On the three-year anniversary of the disappearance of journalist Prageeth Ekneligoda, the International Federation of Journalists (IFJ) joins partners and affiliates in reminding the Government of Sri Lanka that it continues to be seriously remiss in meeting its commitments on national reconciliation and fixing accountability for human rights abuses during the island nation’s quarter-century long civil war and its immediate aftermath.
Ekneligoda, a freelance cartoonist and columnist whose work has appeared in various print and online media outlets, went missing while returning from the office of the news website Lanka-e-News late on the evening of 24 January 2010. In his last known telephone conversation with a friend, he said that he was going to visit somebody who he did not identify.
Sri Lanka’s first presidential election since the civil war against Tamil separatism was declared over in May 2009, was scheduled to take place on 26 January 2010, pitting incumbent President Mahinda Rajapaksa against Sarath Fonseka, the retired general who had led the Sri Lankan army to victory in the war.
Ekneligoda who has frequently taken time off from his journalism to engage in political activism, was known to have participated in Fonseka’s campaign and contributed publicity material for it.
Ekneligoda’s wife Sandya lodged a complaint soon after he went missing with the police station nearest their home. This was also registered with the police station with jurisdiction over the neighbourhood of the Lanka-e-News office. Failing to obtain any manner of assurance from these quarters, Sandya Ekneligoda approached the more specialised investigative agency under the Sri Lankan police, the Colombo Crimes Division (CCD).
In March 2010, Sandya Ekneligoda filed a habeas corpus petition in the High Court in Colombo. The bench began hearing the petition in May and since then the investigative agencies have repeatedly asked for adjournments to ascertain details of the case.
On the first anniversary of the disappearance, Sandya Ekneligoda handed over a letter at the office of the United Nations in the Sri Lankan capital city. The matter has also been brought to the attention of the U.N. Human Rights Council, through the UN Working Group on Enforced and Involuntary Disappearances.
The IFJ regrets to note that despite interventions at all these levels, there has been not been the slightest clue about the circumstances of Ekneligoda’s disappearance.
“We are also disturbed at a pattern of careless and insensitive interventions in the matter by official spokespersons”, said the IFJ Asia-Pacific.
In an interview with Sri Lanka’s largest English-language newspaper, the Daily Mirror in 2010, Defence Secretary Gotabhaya Rajapaksa, brother of the President, professed himself ignorant about who Ekneligoda is and suggested that he may have “disappeared himself”.

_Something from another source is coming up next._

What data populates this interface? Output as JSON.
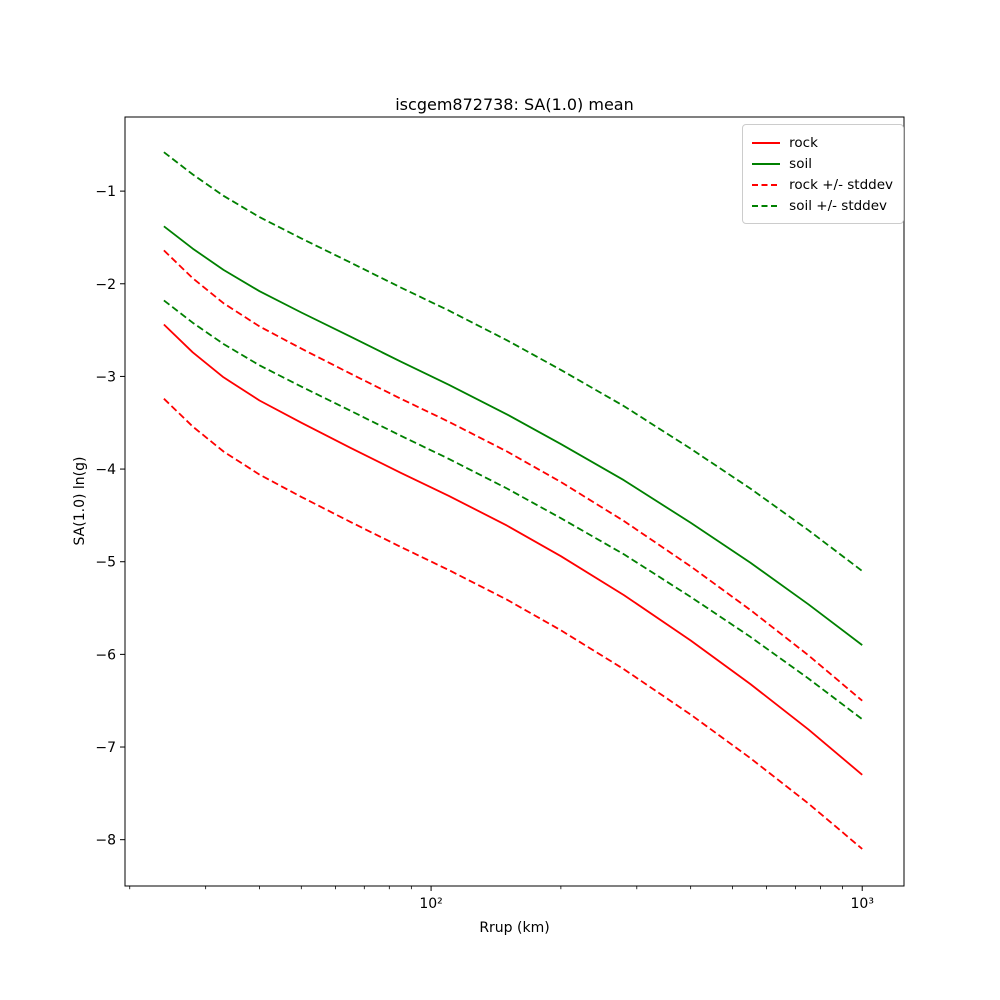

At a review meeting on the U.N. Convention on Torture in November 2011, former Attorney-General Mohan Peiris, officially representing Sri Lanka as a state-party, claimed to have information that Ekneligoda had gone into exile and was living in a foreign country.
On being summoned by the magistrate hearing the matter to explain himself in May 2012, Peiris who has recently been appointed Chief Justice of Sri Lanka’s Supreme Court, admitted that he may have spoken in ignorance.
In 2012, Sri Lanka’s Free Media Movement (FMM) and other associations of journalists decided to observe January as a “black month” to commemorate Prageeth’s disappearance, Lasantha Wickrematunga’s murder and numerous other atrocities against journalism that by coincidence or otherwise, occurred in that month over various years. The first public gatherings held under the campaign were dispersed by stick-wielding toughs mobilised by the ruling party. The FMM and partner organisations also attracted the hostile attention of government spokespersons and were attacked in most extreme terms over the state-owned media.
“We see the same pattern of behaviour recurring today, with campaigners for a free judiciary who have been mobilising after the controversial impeachment of Sri Lanka’s Chief Justice earlier this month, suffering similar intimidation and vilification”, said the IFJ Asia-Pacific.
“These events and the government’s continuing default on redressing the severe abuses against media freedom that occurred during years of internal strife, suggest that the Rajapaksa regime has a long way to go in merely establishing its intent to pursue a course of national reconciliation”.
“We extend our solidarity to the FMM and other partners, including the Sri Lanka Journalists’ Association, the Federation of Media Employees’ Trade Unions, the Sri Lanka Tamil Media Alliance and the Sri Lanka Muslim Media Forum, as they resume their ‘Black January’ campaign on 28 January under the slogan ‘Resist Suppression of the Media – Uphold Rule of Law’”.